According to another village resident, who befriended Huntting in 2018 when he fell and hurt himself in his driveway, the house was indeed, as Ed said himself, “the most beautiful house in East Hampton”; it was also knee-deep in refuse, with rainwater cascading into the bedrooms and hallways from holes in the roof.
“I would buy him clothes, vitamins, food, medication, newspapers, et cetera. I would fix things around the house for him,” Strong said.
When Huntting was at the Hamptons Center for Rehabilitation and Nursing, Strong went to visit him almost every day. “One day when I arrived, he had lost the ability to talk louder than a whisper because he had become too weak. I read the newspaper to him for a time, told him stories about local happenings, and just shot the breeze even though he couldn’t talk.”
Then Huntting smiled and reached out for a handshake. Strong recalled this handshake lasting longer than one typically should. The final words Huntting spoke to his friend were, “I’m very fortunate that I was able to know you, Tom.”
“At that point, he laid back and closed his eyes and went to sleep,” Strong recalled. “I told him I would come the next day to check on him and bring his paper. I left the Hamptons Center and made the 25-minute drive home. By the time I reached my driveway, I got a call from the doctor that Ed had passed away.”
Huntting had been married once, briefly, but had no children. When he died, he left the house and his savings — just over a million dollars — to Tom Strong.
It was a house full of stories. James Edward Huntting, the grandfather of Edward Tyler Huntting Jr., built it while serving as president of the East Hampton Lumber and Coal Co. Strong recalled finding pictures of Ed Huntting’s mother, Hilda, together at the house with Little Edie Beale of, yes, Grey Gardens fame.
The house was only ever home to five people in its 128-year history, all of them Hunttings. Soon enough, if real estate trends continue, there will be new residents.

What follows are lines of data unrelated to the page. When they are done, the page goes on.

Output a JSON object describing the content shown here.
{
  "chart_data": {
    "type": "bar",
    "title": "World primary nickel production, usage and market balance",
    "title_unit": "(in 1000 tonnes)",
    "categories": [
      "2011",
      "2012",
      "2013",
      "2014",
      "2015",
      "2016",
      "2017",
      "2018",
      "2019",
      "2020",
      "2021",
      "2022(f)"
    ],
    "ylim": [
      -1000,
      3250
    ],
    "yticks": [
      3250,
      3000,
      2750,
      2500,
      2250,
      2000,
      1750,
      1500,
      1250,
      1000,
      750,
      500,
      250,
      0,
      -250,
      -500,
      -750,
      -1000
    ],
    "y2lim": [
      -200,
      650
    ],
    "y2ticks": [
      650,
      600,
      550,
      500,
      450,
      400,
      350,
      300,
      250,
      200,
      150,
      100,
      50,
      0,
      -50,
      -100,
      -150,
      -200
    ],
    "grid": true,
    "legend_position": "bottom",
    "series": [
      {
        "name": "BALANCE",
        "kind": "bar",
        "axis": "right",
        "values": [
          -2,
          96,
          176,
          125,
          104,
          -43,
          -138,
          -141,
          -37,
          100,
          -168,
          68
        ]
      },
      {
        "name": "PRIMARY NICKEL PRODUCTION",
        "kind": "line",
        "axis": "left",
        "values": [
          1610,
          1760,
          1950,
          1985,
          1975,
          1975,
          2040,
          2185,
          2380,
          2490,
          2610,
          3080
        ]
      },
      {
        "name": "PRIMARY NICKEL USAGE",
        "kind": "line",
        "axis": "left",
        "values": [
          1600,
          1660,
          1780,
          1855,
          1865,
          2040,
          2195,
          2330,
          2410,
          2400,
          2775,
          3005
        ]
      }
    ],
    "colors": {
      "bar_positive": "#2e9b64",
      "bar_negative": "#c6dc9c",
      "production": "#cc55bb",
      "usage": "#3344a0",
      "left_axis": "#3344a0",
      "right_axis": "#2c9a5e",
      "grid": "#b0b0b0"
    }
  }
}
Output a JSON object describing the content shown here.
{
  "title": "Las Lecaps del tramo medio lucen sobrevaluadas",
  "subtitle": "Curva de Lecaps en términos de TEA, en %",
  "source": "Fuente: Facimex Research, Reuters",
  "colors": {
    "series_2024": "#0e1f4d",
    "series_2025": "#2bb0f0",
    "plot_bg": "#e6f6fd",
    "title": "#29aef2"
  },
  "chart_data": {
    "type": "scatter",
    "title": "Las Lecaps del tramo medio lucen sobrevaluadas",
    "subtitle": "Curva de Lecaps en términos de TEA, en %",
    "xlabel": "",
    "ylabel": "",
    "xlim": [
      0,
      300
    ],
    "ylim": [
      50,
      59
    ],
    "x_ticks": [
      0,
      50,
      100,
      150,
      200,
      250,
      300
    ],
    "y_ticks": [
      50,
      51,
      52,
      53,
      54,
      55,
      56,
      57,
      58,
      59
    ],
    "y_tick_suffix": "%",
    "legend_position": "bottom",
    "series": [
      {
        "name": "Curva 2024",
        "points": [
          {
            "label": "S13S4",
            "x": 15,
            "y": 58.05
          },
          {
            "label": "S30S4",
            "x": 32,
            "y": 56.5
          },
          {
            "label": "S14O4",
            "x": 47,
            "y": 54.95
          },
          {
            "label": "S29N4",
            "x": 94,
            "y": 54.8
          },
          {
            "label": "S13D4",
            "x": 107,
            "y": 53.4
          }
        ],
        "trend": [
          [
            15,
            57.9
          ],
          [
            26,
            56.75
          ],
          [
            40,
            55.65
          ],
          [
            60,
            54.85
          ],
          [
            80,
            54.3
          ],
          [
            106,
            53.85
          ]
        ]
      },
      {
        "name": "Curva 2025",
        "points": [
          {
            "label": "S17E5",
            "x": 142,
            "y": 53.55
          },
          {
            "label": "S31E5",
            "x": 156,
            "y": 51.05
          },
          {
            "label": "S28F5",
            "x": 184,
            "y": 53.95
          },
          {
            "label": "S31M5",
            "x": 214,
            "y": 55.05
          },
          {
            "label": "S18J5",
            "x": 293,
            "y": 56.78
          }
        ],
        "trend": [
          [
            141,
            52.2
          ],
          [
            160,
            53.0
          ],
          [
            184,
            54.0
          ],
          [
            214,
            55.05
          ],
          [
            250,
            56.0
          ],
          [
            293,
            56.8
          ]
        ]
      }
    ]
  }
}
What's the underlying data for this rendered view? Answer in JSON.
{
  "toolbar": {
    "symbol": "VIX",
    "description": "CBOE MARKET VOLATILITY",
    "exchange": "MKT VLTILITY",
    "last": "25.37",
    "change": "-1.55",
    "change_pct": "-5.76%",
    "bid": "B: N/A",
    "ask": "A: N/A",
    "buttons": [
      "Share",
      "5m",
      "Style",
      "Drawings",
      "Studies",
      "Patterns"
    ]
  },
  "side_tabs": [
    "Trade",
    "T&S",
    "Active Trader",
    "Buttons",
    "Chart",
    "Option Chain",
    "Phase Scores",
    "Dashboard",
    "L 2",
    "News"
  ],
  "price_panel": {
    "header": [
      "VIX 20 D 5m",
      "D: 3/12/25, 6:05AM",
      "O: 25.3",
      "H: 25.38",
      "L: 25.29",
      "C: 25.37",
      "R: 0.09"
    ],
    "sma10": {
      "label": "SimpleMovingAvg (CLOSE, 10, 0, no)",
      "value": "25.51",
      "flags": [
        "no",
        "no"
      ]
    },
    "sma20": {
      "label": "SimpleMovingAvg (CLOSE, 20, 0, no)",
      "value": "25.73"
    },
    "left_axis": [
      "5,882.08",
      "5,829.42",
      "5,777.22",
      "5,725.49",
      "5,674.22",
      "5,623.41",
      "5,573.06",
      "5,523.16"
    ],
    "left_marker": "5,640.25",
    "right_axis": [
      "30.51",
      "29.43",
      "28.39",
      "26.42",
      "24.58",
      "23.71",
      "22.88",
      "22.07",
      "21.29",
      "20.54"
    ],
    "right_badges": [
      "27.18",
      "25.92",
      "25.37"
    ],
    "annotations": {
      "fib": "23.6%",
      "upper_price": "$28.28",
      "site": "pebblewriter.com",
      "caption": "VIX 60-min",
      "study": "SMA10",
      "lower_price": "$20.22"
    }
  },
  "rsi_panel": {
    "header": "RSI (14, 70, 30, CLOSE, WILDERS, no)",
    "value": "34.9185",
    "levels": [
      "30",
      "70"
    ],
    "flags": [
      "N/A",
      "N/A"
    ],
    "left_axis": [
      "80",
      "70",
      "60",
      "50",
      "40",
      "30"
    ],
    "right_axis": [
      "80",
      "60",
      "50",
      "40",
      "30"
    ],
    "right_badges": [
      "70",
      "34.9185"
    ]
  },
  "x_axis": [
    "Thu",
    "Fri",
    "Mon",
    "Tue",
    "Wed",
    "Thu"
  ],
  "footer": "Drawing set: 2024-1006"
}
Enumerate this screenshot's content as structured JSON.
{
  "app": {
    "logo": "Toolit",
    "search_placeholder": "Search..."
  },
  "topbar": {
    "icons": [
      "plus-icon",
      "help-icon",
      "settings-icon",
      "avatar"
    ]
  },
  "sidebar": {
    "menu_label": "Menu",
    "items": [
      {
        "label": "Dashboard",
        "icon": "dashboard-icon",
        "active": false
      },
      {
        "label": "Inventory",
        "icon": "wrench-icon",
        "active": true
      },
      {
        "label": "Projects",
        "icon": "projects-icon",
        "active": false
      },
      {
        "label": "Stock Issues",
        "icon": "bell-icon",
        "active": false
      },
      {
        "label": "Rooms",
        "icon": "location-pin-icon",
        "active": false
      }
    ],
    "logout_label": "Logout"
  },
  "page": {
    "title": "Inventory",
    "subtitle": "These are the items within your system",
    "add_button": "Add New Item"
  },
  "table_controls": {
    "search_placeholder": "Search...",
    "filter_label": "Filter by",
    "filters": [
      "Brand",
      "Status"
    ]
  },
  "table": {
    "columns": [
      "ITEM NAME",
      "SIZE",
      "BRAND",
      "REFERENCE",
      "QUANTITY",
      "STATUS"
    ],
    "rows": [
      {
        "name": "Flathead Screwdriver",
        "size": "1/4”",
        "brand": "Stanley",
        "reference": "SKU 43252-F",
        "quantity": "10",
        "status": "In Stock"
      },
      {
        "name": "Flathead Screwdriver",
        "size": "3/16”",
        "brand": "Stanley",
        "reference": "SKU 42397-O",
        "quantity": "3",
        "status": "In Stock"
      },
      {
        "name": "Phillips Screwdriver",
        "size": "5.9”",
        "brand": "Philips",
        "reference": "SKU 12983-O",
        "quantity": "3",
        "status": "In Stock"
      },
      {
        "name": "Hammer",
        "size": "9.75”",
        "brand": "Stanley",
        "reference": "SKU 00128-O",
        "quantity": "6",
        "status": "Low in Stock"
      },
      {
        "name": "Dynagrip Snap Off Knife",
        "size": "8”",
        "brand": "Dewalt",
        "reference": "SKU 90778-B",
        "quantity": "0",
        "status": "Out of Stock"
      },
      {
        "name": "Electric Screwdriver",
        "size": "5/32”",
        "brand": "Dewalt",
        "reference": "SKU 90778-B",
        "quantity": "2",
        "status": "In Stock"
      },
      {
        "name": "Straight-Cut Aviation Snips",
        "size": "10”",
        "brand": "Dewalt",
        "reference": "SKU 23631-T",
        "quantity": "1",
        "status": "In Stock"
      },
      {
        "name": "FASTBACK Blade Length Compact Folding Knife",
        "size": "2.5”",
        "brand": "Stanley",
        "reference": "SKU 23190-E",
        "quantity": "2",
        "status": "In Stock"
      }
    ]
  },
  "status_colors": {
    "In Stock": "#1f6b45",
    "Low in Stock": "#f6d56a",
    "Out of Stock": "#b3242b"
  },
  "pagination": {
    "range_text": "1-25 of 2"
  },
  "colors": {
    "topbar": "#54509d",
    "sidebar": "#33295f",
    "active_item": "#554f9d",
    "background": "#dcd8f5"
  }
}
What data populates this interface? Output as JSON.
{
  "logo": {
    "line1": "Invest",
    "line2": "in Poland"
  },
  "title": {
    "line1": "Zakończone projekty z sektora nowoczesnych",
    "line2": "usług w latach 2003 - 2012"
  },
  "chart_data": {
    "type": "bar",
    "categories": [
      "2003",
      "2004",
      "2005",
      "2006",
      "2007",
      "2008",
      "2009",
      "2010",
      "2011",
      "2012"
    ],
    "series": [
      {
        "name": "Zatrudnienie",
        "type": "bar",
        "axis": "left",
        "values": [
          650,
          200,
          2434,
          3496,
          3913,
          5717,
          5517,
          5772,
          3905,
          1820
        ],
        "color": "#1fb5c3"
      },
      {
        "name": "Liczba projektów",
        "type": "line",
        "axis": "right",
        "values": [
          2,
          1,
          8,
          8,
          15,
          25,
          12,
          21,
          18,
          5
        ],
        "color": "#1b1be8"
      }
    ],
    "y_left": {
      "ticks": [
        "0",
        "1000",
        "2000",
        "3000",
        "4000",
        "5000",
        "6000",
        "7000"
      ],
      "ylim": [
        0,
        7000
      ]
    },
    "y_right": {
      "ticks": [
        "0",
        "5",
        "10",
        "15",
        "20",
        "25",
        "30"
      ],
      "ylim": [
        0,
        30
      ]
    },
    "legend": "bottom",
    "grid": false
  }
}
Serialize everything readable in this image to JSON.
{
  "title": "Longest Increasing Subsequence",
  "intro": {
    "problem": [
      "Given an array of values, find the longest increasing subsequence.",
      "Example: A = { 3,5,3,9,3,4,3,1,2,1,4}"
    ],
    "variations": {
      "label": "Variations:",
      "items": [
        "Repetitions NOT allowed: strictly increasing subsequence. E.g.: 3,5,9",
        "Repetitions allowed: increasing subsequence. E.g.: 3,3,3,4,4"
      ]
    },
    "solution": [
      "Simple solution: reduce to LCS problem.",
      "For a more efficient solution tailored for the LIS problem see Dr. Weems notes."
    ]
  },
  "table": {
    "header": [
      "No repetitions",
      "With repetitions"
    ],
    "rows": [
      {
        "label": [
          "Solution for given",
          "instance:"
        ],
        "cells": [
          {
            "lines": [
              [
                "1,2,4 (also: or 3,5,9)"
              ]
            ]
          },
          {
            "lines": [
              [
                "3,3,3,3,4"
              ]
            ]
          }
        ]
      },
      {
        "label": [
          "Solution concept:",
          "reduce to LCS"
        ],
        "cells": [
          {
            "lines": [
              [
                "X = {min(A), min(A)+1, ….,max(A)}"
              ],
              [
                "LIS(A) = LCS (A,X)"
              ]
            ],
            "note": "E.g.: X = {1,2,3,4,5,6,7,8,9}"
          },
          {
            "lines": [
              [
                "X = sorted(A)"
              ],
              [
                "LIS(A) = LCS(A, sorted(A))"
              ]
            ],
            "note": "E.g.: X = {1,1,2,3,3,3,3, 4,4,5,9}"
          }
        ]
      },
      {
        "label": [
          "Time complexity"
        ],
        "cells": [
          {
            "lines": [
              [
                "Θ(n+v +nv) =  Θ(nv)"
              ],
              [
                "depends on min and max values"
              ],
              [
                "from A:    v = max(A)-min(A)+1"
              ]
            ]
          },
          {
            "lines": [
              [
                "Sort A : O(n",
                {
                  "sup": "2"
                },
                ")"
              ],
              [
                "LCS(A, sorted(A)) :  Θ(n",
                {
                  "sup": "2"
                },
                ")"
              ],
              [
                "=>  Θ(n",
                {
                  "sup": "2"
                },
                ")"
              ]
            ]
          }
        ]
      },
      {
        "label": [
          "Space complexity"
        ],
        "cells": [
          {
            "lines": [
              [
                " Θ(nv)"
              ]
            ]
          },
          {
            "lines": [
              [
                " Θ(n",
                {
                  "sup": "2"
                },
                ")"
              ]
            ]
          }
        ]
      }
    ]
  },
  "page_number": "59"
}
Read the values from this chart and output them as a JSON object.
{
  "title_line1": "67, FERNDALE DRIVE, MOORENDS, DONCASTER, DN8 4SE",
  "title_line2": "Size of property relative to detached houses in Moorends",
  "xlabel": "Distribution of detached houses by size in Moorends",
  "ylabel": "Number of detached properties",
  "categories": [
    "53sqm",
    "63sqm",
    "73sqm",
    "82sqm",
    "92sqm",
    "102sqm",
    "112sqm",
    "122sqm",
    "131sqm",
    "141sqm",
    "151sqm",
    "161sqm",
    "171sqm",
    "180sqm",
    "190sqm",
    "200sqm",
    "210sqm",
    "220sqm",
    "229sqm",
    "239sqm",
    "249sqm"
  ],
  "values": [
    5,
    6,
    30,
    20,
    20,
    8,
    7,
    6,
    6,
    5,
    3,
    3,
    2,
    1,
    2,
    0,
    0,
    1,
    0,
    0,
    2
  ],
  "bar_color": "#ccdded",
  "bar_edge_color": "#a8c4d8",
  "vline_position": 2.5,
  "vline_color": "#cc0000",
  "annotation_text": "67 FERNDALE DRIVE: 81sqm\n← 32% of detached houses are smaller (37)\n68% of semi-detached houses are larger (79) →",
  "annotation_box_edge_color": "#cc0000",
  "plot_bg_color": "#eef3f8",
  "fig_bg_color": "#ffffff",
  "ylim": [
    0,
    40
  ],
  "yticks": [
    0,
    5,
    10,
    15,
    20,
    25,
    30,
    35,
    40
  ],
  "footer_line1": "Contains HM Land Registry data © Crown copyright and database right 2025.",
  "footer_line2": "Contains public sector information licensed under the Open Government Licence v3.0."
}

The structure has been restored by Strong to its former glory, a fact that surely would have pleased his late friend to no end, and as of press time was on the market for $8,495,000, with J.B. Andreassi of Compass Real Estate, a cousin of Strong’s, serving as the exclusive listing agent. The first weekend of May, some 75 curious people — some house-hunting, others just dying to get a peek inside an address that had become rather famous in local circles — showed up at an open house.
“The house is truly a step back in time to when tradesmen really cared about their craft and their work showed it,” Strong said. “It’s a work of art and hard to let go. Everyone who walks into that door has the same reaction — they just stand there in awe. It’s truly something else from a better time, where integrity and hard work still really meant something. I hope Ed would be proud of the work that has been done to make his family’s estate beautiful again.”
A few days after that open house, during a private tour, a little brown-and-gray sparrow became trapped in the last room shown, flapping frantically, and bumping into windows. Those present speculated that the bird was the spirit of Edward Tyler Huntting Jr., appalled over the idea of so many strangers poking around his private domain.
Strong opened a window and the ghost-bird flew out, leaving his house for the last time, and making room for whatever story comes next.